New Rainbird intelligent automation: if you can click, you can use it

Sabu Samarnath
Sabu Samarnath
5 min read

Ever worked with someone so good at their job, you wished you could clone them? The thought process goes something like:

“If only every fraud investigator were as good as Taylor. Every problem she encounters, she can solve quickly. Amid a sea of information, she has an eye for pinpointing what’s critical, and what’s utterly irrelevant. Her work is always 30%-40% better than her colleagues’. And she rarely makes mistakes.”

Taylor might seem powered by magic… but she’s not. She’s powered by an excellent mental model of her domain and maths that’s so complex, it comes across as intuition. What’s happening is that Taylor’s mental model, and the maths underlying it, is better than everybody else’s. It’s an abstract phenomenon with material implications. 

Rainbird is a software platform that gives you the tools to copy Taylor’s (or anyone else’s) abstract know-how and represent it visually (kind of like a mind map). That way, a computer can take that knowledge and use it to make decisions in the same domain as Taylor—except 100 times faster and 25% more accurately than her. That is what we call intelligent automation. So, you can have 2 Taylors. Or 100. Or 1000. It’s really up to you. All of them being instructed by Taylor herself.

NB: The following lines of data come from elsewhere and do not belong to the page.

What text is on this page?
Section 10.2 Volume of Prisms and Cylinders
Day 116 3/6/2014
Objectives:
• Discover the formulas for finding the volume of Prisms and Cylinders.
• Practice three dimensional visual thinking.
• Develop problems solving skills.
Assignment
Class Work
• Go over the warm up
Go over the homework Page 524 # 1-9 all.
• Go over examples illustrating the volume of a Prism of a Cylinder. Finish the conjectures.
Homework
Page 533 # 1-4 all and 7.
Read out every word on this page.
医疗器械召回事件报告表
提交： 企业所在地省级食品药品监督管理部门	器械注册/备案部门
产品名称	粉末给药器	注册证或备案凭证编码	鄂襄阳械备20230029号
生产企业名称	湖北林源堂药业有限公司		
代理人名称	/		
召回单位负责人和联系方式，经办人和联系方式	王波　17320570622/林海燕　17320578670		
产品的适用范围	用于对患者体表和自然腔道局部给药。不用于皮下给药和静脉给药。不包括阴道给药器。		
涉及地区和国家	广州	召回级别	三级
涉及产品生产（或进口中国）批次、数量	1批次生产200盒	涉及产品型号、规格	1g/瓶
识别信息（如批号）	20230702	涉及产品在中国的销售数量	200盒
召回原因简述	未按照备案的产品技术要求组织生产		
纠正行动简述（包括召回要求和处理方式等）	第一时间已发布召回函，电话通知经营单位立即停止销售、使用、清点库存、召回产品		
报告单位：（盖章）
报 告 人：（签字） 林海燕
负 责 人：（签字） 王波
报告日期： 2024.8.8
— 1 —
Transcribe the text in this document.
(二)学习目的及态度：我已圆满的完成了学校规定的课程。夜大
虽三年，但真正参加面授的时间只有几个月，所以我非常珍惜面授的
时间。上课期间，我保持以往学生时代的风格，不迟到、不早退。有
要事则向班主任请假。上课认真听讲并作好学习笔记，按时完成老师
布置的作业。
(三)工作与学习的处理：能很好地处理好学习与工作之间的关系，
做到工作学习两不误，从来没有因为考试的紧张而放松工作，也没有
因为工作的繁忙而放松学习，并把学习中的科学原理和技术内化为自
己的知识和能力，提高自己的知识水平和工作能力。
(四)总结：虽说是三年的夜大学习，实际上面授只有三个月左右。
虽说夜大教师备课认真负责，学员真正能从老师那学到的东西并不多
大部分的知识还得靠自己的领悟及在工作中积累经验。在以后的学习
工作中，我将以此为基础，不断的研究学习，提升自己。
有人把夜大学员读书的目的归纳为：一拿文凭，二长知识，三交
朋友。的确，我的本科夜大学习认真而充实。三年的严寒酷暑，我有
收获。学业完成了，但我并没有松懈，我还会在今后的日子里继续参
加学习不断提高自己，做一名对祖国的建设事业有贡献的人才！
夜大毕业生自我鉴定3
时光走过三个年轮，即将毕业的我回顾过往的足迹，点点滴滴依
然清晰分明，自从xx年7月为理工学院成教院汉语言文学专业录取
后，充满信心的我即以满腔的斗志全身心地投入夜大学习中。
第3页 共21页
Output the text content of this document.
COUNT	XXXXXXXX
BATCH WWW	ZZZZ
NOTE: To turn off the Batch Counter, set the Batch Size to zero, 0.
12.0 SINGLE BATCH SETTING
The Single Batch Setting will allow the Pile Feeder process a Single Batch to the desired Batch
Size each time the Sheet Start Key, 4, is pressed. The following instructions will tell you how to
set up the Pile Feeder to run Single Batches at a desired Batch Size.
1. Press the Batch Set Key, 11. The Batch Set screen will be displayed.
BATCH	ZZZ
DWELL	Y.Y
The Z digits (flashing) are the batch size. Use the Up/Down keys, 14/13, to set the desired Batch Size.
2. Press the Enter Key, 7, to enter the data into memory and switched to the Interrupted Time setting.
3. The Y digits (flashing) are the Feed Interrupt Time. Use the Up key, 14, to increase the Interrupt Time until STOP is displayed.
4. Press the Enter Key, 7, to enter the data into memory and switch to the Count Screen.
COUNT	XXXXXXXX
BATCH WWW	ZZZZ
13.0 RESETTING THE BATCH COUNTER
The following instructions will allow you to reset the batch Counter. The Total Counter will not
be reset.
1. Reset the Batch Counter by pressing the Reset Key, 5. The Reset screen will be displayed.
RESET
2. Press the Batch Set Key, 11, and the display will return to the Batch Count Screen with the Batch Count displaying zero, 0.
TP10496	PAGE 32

For the new and improved Rainbird Studio, we set out to accomplish two objectives: 

  1. Make it easier for anyone (really, anyone) to replicate human expertise in machines (we refer to this as building a knowledge map)
  2. Ensure the process of doing so is pleasant

No code = instant pro

You don’t need to learn the coding language (RBLang) that Rainbird’s engine uses to understand the visual representations of human knowledge. While you could always build a knowledge map in the visual modeller, being able to code gave some users an advantage. Not anymore. Users can now intuitively apply the majority of key features within the visual interface.

When you want to build representations of your knowledge in Rainbird, you do so using concepts (i.e. a kind of thing) and relationships (i.e. how that type of thing relates to other types of things). For example, “Person” might be a concept, “Destination” might be another concept and “Visits” might be a relationship between the two concepts.

So, a “person” “visits” a “destination”—which would help Rainbird understand how people interact with destinations. Every time it then deals with a specific person (e.g. Mike), it knows that it is possible for them to visit destinations (given certain conditions) and can make decisions on that basis. You can then build many relationships and concepts (and more layers of logic and nuance between them all). We’ve moved those deeper layers of modelling right into the visual interface.

A lighter cognitive load

Cognitive overload is a thing of the past with our restructured layout. Our UI overhaul has divided major features into just three sections:

  1. Edit: where you build models or representations of your knowledge (that look like mind maps)
  2. Test: where you check that your model is making high-quality decisions, as expected
  3. Publish: where you unleash your model to make decisions in the real world

This way, the structure and hierarchy of Rainbird features make intuitive sense, rather than hitting you all at once.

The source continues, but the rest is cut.